Apuesto y de mandíbula cuadrada, Richard había sido algo así como una estrella del fútbol universitario en sus días de Yale. Su esposa, Sarah, una personita minúscula, estaba sentada detrás de él como un cachorrito asustado. En cuanto la miré, se apresuró a bajarse las mangas del suéter para que no se le vieran los brazos.
—Sé que a los Seymour les encanta la ópera —explicó Richard con su acento de dinero antiguo, como si fuera un agente de bolsa de Manhattan que estuviera describiendo una buena inversión. Si los Seymour eran el Viejo Boston, la familia de Richard era el Viejo Nueva York—. Tenemos los asientos de «amigos y familia» en el Met. Solo dispongo de cuatro entradas, pero Sarah no quería ir… —Su esposa se encogió de hombros tímidamente detrás de él—. Puede que me equivoque, pero me parece que a ti no te van demasiado estas cosas. Se me ocurrió que podía llevarme conmigo a Lauren y a los Seymour. Un pequeño obsequio del Día de Acción de Gracias.
El acento del señor Seymour era auténtico, pero la afectación de colegio británico que se gastaba Richard me rechinó en los oídos.
—Supongo.
«¿Qué demonios estará tramando?».
Pausa incómoda.
—Y si queremos asistir, más vale que no perdamos el tiempo —añadió Richard, enarcando una ceja—. Es un ensayo preliminar.
—Pero es que estamos a punto de empezar a servir —dije yo, señalando las mesas con mantel llenas de cuencos de ensalada de patatas y platos de papel. Tony me sonrió y me saludó, agitando las pinzas al tiempo que iba amontonando pechugas de pollo y salchichas quemadas en una bandeja para servir.
—No pasa nada, ya haremos un alto en el camino para tomar algo —dijo el señor Seymour, recurriendo nuevamente a su típica sonrisa de labios apretados—. Richard nos estaba hablando de ese sitio estupendo que acaba de abrir las puertas en el Upper East Side.
—Solo era una idea —añadió Lauren como si no se sintiera muy cómoda—. Estábamos hablando, y Richard lo mencionó.
Respiré hondo y empecé a apretar los puños, pero me contuve y suspiré. Las manos se me relajaron poco a poco. La familia era la familia, y yo quería que Lauren fuera feliz. Aquella salida a la ópera quizá contribuyera a ello. Me froté un ojo y exhalé lentamente.

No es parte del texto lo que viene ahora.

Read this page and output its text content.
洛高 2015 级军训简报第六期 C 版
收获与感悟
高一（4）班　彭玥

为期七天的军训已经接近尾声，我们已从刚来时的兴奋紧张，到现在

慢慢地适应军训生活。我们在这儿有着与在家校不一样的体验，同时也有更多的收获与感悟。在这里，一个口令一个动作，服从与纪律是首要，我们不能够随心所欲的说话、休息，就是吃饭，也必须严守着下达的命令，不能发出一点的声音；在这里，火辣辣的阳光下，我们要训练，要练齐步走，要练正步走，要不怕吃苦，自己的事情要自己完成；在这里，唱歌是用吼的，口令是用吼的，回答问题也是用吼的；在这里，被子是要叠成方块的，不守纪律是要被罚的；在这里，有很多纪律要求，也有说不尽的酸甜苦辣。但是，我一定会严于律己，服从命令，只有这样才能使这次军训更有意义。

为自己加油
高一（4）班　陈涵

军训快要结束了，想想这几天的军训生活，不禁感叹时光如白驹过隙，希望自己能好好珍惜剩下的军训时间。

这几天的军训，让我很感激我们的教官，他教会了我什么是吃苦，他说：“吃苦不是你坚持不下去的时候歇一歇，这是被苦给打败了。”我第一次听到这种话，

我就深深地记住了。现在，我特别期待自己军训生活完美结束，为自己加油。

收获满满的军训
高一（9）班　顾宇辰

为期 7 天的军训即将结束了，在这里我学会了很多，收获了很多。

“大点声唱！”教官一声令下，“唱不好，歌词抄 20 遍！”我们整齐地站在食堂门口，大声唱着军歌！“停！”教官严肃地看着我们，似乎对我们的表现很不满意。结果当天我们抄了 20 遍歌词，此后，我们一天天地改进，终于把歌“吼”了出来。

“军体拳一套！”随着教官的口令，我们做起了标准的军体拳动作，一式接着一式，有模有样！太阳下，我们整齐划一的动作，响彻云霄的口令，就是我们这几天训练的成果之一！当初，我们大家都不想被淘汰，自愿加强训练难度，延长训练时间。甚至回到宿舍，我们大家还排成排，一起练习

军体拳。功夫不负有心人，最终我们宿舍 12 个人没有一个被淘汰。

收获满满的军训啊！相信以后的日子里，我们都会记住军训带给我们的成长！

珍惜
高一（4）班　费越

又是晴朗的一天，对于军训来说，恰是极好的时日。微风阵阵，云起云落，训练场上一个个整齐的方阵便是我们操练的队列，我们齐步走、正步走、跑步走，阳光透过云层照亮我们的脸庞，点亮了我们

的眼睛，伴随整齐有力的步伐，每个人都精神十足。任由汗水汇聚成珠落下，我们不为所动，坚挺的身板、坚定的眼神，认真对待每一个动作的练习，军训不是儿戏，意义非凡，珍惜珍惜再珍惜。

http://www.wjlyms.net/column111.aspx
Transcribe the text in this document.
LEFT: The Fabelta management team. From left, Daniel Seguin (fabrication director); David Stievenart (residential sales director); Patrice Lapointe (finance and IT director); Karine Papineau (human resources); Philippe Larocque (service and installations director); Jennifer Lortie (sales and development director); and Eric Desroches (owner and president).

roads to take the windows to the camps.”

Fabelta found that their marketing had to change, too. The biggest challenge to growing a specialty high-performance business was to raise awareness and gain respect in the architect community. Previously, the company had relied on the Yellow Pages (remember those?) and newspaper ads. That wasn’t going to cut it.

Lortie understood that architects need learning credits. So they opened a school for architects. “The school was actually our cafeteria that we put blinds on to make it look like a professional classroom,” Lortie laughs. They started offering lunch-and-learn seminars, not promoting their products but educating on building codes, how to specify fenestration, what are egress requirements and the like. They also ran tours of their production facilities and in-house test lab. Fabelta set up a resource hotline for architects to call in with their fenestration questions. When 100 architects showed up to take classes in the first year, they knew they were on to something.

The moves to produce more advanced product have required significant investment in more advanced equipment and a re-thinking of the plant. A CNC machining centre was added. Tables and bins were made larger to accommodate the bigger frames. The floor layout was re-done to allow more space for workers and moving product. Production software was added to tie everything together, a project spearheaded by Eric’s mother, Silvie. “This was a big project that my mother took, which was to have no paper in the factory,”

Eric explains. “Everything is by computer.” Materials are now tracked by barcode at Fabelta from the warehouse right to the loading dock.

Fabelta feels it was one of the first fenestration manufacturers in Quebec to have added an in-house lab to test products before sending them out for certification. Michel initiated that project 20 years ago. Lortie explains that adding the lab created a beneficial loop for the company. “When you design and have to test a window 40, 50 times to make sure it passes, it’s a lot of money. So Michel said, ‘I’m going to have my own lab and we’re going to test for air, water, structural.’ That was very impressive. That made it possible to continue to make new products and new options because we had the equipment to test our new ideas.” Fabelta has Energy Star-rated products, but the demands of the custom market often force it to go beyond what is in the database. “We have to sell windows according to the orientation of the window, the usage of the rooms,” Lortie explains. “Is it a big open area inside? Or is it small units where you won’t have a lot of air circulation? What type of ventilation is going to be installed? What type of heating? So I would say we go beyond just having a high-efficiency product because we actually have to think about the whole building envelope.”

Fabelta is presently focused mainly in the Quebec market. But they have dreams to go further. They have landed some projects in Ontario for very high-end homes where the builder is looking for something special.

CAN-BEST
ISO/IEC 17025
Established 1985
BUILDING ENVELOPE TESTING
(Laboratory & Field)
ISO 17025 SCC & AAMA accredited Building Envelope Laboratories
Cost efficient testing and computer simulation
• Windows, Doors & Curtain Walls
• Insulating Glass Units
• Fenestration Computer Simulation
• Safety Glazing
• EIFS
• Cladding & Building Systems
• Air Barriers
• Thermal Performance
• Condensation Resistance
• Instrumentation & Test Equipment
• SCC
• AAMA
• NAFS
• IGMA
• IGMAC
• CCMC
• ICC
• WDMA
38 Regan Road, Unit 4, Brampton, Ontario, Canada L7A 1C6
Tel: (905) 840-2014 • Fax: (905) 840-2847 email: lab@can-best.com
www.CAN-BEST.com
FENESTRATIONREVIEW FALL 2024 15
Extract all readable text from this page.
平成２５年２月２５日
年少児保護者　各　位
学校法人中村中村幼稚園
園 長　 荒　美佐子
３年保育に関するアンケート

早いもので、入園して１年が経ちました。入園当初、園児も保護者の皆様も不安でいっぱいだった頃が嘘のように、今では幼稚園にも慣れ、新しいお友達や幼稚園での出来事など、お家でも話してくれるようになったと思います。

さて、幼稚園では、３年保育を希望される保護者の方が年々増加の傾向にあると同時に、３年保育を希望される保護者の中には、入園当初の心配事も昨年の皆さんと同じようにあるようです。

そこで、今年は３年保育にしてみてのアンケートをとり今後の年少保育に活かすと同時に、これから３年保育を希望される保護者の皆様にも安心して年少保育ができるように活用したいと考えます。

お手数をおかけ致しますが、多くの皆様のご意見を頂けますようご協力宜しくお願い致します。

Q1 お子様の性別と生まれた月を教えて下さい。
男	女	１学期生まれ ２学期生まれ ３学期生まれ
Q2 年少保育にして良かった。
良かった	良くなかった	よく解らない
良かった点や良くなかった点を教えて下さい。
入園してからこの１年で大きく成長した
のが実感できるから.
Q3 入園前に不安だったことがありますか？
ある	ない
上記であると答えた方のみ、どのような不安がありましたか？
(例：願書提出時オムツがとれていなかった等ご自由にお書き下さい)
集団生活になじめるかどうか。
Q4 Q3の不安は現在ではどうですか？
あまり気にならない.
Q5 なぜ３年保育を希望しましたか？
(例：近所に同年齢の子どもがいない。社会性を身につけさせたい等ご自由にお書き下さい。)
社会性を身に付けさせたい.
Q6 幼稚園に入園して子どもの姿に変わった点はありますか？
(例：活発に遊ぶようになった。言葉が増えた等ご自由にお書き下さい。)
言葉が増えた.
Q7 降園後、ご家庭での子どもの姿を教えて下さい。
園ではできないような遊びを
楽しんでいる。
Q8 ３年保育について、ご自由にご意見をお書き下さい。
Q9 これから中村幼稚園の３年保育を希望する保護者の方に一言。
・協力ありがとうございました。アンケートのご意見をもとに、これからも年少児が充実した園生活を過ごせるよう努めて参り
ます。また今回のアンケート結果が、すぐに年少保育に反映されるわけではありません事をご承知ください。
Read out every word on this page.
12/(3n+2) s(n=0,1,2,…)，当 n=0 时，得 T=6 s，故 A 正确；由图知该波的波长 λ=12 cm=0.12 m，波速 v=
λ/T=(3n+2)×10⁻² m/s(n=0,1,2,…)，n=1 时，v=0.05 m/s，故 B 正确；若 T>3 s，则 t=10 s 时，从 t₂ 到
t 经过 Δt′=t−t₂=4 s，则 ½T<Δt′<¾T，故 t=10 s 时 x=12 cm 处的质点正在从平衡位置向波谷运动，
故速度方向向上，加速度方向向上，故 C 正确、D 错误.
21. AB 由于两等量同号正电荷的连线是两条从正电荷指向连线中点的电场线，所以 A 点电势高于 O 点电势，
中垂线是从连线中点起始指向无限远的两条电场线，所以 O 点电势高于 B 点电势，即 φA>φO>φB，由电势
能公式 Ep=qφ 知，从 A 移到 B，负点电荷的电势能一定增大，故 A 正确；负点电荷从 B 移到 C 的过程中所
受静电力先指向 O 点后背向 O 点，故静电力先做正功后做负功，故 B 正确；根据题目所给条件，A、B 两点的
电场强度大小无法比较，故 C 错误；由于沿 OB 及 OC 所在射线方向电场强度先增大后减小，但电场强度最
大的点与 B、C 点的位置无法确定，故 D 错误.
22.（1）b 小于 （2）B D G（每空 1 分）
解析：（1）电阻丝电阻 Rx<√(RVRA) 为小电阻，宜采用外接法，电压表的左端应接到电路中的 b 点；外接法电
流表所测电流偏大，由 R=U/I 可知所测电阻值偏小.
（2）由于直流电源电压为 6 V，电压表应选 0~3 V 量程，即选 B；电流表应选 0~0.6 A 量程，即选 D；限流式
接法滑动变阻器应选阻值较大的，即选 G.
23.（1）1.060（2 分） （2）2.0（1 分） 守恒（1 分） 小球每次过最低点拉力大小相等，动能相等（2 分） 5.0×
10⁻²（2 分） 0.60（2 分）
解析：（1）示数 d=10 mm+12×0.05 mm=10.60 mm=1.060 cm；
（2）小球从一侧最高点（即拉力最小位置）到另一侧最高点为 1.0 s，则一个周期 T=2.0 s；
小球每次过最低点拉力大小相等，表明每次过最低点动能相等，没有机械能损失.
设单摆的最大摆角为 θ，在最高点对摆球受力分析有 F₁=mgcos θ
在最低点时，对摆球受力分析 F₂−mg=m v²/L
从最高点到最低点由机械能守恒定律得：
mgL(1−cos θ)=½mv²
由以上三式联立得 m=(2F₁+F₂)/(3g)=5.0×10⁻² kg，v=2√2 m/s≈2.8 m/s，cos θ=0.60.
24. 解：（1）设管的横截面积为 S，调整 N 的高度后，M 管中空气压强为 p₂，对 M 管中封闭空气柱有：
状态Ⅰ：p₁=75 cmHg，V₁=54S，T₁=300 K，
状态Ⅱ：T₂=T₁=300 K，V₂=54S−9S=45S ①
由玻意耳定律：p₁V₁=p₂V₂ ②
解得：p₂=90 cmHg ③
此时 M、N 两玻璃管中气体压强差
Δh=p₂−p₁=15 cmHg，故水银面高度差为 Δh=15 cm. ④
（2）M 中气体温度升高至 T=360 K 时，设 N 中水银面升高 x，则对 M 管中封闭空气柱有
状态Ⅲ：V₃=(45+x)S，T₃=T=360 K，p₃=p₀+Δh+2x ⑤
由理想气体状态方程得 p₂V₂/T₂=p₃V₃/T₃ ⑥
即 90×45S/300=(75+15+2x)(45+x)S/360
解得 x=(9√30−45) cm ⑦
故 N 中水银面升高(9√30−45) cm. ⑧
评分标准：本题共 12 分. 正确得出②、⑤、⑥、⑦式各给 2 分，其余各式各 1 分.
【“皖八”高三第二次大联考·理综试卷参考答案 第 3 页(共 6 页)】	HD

—No cabe duda de que es una gran idea. —Miré a mi esposa con una sonrisa de verdad en los labios, y noté que se relajaba—. Yo cuidaré de Luke, así que no hace falta que os deis prisa en volver. Pasadlo bien.
—¿Estás seguro? —preguntó Lauren.
Una pizca de gratitud se infiltró en nuestra relación, dándole un poco de empuje.
—Lo estoy. Yo me tomaré unas cuantas cervezas con los chicos. —Pensándolo bien, la idea sonaba cada vez mejor—. Mejor os ponéis en marcha. Quizá podríamos quedar para tomar una copa después.
—Entonces, ¿todo arreglado? —preguntó el señor Seymour.
Unos minutos después se habían ido y yo volvía a estar con los chicos, llenándome el plato de salchichas y rebuscando en la nevera a la caza de una cerveza.
Me dejé caer en un asiento.
Chuck me miró con un tenedor lleno de ensalada de patatas a medio camino de la boca.
—Eso es lo que consigues casándote con una chica que se llama Lauren Seymour.
Me eché a reír y abrí mi lata de cerveza.
—Bueno, ¿qué se sabe de esa pelotera por aquellas presas en el Himalaya que estaban teniendo China y la India?